Modifying the data of the previous block (EG to say I didn’t spend 1,000 BTC so I can keep them, after buying something), even by one bit, completely changes the Hash used as a solution to the transaction, and the source of all subsequent data puzzles for all other transactions.
Again you are confusing transactions and blocks. A block is a "block of transactions". In other words a group of one or more transactions. Since the transactions of a block are used as part of the input when solving the hash of the block, modifying a transaction changes the input for that block. Changing the input of the block, completely changes the hash used as the solution to the block. Since the hash solution of each block is used as part of the input to the next block, completely changing the hash used as the solution to a block completely changes the input when solving the hash of the next block. Therefore, it becomes necessary to re-solve the block that includes the transaction that you are trying to modify AND all subsequent blocks until you get caught up with the number of blocks that the rest of the world sees as the "current blockchain".
So basically trying to reverse a payment requires you to re-write every transaction ever made worldwide. Hence mathematically impossible.
Again, getting mixed up between blocks and transactions.
Trying to reverse a confirmed payment (a payment that is in a block) requires you to re-write every block solved after the one you are trying to modify.
This is so expensive in terms of CPU power (taking millions of computers) that using just a fraction of that CPU power to legitimately solve Hash algorithms (mine) is far more profitable (and also legal)
This is generally true, but it depends on how large the transaction is that you are trying to adjust and how many blocks have been solved since that transaction was included in a block. This is why it is recommended that users wait for multiple confirmations on larger value transactions. Each "confirmation" just means "another block added to the blockchain after your transaction". The more blocks, the more expensive it is to have any chance of catching up with the global network.
BitCoin uses the SHA-256 hash algorithm to generate verifiably "random" numbers in a way that requires a predictable amount of CPU effort.
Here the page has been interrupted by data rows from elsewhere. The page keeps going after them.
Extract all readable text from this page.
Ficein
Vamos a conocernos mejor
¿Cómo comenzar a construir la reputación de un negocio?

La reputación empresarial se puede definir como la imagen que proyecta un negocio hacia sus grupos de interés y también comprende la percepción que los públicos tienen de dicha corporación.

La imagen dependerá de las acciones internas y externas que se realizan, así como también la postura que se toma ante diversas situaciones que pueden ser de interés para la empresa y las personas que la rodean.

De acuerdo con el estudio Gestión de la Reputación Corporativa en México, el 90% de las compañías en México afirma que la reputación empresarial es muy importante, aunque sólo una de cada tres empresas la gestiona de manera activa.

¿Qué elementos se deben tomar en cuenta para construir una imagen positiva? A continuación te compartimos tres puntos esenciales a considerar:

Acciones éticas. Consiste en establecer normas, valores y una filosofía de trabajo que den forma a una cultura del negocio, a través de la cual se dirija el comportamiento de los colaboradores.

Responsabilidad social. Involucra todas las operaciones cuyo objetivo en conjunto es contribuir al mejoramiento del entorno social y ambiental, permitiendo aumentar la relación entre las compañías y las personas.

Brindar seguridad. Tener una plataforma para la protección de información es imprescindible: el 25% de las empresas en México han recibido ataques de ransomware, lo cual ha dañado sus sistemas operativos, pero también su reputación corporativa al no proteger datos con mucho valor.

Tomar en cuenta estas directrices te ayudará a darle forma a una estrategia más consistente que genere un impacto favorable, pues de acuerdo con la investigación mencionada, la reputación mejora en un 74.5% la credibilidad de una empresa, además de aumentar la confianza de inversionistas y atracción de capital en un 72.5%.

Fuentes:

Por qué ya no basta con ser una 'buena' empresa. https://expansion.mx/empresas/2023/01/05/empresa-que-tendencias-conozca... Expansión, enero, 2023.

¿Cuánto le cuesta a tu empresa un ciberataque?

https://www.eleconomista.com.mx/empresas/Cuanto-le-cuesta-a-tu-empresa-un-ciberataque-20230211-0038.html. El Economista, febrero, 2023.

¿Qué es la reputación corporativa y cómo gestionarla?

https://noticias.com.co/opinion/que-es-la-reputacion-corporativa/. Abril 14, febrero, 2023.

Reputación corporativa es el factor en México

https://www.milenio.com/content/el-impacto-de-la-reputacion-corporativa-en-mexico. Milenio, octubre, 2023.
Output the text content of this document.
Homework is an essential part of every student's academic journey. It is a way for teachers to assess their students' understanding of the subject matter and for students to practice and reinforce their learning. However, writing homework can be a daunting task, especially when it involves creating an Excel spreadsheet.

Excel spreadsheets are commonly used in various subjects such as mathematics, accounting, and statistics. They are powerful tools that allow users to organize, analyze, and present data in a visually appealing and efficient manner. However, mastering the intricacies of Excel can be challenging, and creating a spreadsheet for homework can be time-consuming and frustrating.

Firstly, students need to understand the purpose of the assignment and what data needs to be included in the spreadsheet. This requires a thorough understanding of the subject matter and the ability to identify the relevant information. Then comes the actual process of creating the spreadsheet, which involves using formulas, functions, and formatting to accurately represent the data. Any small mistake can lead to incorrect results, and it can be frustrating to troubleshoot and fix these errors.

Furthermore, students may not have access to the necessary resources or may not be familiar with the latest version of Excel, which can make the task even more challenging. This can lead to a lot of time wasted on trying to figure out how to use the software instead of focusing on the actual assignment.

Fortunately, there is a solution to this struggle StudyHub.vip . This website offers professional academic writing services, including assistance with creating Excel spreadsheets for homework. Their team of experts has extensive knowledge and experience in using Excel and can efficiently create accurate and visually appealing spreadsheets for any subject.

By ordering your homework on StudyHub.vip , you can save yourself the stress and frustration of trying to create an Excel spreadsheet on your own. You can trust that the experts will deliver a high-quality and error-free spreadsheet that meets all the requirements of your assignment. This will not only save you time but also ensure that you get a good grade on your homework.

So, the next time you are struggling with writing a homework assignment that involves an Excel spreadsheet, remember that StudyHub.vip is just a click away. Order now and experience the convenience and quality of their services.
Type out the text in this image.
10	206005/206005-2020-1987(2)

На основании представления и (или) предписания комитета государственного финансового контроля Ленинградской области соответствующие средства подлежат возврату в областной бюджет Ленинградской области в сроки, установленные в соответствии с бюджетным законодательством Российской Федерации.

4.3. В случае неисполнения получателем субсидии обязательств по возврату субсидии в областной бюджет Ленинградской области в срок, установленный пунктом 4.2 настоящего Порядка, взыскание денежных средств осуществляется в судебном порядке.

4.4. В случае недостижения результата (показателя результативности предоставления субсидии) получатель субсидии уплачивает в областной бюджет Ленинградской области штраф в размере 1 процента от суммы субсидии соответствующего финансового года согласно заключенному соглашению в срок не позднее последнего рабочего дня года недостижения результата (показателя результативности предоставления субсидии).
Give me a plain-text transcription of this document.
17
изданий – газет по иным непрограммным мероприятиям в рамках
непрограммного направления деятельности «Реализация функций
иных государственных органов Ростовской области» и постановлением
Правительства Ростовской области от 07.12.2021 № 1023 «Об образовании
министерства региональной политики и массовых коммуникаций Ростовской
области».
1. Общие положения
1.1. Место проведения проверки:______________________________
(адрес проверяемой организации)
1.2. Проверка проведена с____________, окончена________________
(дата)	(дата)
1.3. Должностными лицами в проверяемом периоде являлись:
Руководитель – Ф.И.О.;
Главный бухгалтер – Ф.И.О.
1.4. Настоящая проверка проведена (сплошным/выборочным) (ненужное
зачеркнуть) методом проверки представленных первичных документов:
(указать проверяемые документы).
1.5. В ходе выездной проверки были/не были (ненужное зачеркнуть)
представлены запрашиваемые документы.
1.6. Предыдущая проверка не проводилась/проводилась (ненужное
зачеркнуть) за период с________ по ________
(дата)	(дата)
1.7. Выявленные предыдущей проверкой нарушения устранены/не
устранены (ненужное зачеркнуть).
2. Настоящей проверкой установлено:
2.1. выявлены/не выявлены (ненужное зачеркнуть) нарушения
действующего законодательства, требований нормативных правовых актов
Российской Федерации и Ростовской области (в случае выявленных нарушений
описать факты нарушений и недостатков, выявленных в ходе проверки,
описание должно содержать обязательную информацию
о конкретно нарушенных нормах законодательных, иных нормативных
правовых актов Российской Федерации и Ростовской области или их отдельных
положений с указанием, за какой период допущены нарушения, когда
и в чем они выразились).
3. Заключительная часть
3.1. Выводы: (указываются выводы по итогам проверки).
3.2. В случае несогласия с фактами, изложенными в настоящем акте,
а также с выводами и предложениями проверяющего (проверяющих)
Correct. Using the data from the header of the block as input, and adjusting a value in the header called a "nonce" (a value that exists only for the purposes of being adjusted so that the input to the SHA256 can be varied), Bitcoin uses SHA-256 to generate "random" numbers and sets a target value that the result of the SHA-256 hash must be less than to qualify as a "solution". By adjusting the target value, Bitcoin can adjust the amount of hashes (on average) that must be calculated before a low enough value is likely to be found. Because it is extremely fast and easy for a computer to calculate a single SHA-256 value, it is easy for all peers on the entire Bitcoin network to quickly validate that a "solution" that is broadcast is correct.